From youth voices to action: Six calls for transforming climate education in Central Asia

The recently launched Turn It Around! Central Asia climate cards present an urgent message from a generation living on the front lines of environmental change.

Created by 935 children and young people from over 150 locations across the region, these artworks and texts are more than creative expressions; they are a powerful, collective call for change. This unprecedented youth evidence base has now been translated into a clear set of demands for what young people need from education in order to face an uncertain future.

These demands form the basis of a new regional policy position on climate and ecology education, which will inform upcoming national policy briefs across Central Asia.

The Six Calls from Central Asia’s Youth

1. Show us how everything is connected

Young people experience climate change as a single, interconnected crisis, where water shortages lead to crop failure, which in turn affects family livelihoods and health. They are asking for an education that reflects this reality, teaching the links between water, food, energy, and ecosystems in an integrated way, rather than as isolated topics spread across separate subjects and textbooks.

2. Give us tools to handle our fear, and let us fix things

The cards reveal deep eco-anxiety and grief, but also a strong desire for agency. Young people want learning environments where difficult emotions are acknowledged and supported. Crucially, they want this emotional literacy paired with practical, hands-on projects, from tree planting to local clean-ups, that turn worry into meaningful, hope-building action.

3. Empower our teachers to guide us

Students consistently identify teachers as essential guides through the climate crisis. To fulfil this role, educators need dedicated training, updated resources, and the professional autonomy to respond to the environmental realities students are already living with. Teachers must be supported to move beyond standardised curricula and become facilitators of critical thinking, dialogue, and community-based problem-solving.

4. Turn our schools into community action centres

The solutions young people imagine are local and collective. They envision schools as active hubs of resilience, places with learning gardens, renewable energy projects, and shared spaces where students, parents, and elders exchange knowledge.
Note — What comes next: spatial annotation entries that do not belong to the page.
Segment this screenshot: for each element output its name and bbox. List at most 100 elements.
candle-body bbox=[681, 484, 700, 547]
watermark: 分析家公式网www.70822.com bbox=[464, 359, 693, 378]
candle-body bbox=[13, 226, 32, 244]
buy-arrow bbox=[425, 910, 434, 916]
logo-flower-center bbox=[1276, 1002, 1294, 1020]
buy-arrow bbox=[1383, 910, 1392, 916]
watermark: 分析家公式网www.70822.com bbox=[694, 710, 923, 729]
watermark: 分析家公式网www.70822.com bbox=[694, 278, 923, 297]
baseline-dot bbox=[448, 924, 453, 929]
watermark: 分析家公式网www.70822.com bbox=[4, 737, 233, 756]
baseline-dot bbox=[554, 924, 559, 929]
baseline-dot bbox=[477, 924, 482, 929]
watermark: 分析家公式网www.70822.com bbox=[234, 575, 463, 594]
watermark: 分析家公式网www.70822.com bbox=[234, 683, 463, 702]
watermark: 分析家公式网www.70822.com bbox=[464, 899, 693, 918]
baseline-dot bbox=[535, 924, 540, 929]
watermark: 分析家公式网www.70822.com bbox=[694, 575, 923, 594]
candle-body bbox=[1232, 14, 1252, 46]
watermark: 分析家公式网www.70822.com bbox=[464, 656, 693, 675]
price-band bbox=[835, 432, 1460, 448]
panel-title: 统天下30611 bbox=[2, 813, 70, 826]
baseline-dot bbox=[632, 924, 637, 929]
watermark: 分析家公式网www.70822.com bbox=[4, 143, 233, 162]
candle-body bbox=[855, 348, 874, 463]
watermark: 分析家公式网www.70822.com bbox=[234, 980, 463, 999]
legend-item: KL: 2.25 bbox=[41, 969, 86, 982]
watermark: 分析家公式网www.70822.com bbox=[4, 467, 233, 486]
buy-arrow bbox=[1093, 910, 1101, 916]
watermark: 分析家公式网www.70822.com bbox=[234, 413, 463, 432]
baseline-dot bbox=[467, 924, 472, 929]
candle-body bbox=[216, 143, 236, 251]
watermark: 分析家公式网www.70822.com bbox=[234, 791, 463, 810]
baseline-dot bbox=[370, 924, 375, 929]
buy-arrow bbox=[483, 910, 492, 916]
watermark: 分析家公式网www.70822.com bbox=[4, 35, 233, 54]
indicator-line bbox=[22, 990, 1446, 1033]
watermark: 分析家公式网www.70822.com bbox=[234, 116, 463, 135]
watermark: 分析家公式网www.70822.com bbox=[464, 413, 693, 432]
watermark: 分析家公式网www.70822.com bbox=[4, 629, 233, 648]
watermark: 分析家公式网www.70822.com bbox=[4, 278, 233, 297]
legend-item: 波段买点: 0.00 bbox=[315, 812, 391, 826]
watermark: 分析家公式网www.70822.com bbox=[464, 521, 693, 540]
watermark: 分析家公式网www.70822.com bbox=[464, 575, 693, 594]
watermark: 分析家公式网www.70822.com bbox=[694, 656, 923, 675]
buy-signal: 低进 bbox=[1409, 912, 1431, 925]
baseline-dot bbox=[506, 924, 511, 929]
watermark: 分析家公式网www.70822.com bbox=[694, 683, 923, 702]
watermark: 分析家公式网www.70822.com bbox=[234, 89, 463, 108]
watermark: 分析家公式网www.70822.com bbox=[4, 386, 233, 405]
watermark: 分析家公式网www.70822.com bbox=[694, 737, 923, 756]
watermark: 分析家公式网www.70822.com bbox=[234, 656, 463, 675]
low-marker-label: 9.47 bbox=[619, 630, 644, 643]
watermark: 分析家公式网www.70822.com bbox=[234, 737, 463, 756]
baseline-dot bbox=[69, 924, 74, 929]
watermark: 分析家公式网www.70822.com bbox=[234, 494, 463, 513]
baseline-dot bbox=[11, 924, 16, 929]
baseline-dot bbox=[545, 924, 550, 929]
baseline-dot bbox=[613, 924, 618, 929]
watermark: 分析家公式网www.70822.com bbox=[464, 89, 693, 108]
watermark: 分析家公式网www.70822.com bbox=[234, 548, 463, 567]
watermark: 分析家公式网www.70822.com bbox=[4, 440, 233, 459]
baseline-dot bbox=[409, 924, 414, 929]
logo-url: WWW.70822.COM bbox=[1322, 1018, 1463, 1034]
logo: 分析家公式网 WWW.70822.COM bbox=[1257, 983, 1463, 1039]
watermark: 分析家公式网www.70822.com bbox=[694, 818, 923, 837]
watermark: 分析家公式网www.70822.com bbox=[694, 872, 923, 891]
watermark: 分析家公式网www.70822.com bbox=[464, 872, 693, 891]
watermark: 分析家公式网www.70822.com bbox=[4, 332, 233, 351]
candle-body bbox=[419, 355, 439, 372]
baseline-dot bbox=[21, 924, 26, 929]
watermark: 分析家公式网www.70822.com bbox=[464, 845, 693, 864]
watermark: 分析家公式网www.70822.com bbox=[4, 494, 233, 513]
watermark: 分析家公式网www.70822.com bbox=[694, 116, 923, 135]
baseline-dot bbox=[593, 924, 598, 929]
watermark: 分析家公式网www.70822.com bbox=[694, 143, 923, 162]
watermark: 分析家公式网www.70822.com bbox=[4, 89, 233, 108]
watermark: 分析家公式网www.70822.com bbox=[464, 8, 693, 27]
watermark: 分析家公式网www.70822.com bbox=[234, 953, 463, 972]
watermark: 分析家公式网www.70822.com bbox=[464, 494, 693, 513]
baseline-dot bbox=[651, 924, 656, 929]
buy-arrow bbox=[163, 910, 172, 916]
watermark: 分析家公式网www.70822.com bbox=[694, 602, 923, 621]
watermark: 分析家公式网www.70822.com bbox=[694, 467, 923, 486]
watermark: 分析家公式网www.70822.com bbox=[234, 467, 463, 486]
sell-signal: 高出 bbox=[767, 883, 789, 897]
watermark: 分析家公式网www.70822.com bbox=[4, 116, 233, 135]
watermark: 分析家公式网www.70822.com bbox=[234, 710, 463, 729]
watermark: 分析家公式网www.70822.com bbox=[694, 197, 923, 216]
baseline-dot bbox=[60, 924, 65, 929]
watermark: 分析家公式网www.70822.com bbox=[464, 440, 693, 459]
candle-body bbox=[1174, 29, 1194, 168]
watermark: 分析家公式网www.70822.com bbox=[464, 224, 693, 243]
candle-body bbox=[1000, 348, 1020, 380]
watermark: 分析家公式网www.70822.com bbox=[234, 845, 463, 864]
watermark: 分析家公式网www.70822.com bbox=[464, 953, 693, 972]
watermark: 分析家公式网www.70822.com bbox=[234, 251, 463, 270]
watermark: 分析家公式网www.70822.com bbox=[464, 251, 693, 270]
This transforms education from a passive classroom activity into a living centre of community care and regeneration.

5. Prepare us for tomorrow’s work, not yesterday’s

There is deep concern about building secure futures in economies already strained by climate impacts. Young people are calling for education that prepares them for emerging forms of work linked to sustainability, including renewable energy, sustainable agriculture, ecosystem restoration, and environmental care – offering livelihoods that respect both people and nature.

6. Make sure our government is working together

A recurring frustration in the cards is learning one thing in school while seeing contradictory decisions in the wider world. Young people are calling for joined-up governance, where ministries of education, environment, water, agriculture, and labour work together. When public policy reinforces what is taught in classrooms, education gains credibility and real-world power.

The path forward

Together, these six calls form the core of a new regional policy position that treats education as a foundation for climate resilience, social cooperation, and long-term wellbeing. At a moment when countries are reassessing climate priorities and future development pathways, youth voices offer a grounded and practical starting point.

The message from Central Asia’s young people is clear. They are not passive victims of a growing polycrisis, but observant, caring, and motivated agents of change. The question for policymakers, educators, and leaders is whether they are prepared to listen and to build education systems worthy of this generation’s clarity and courage.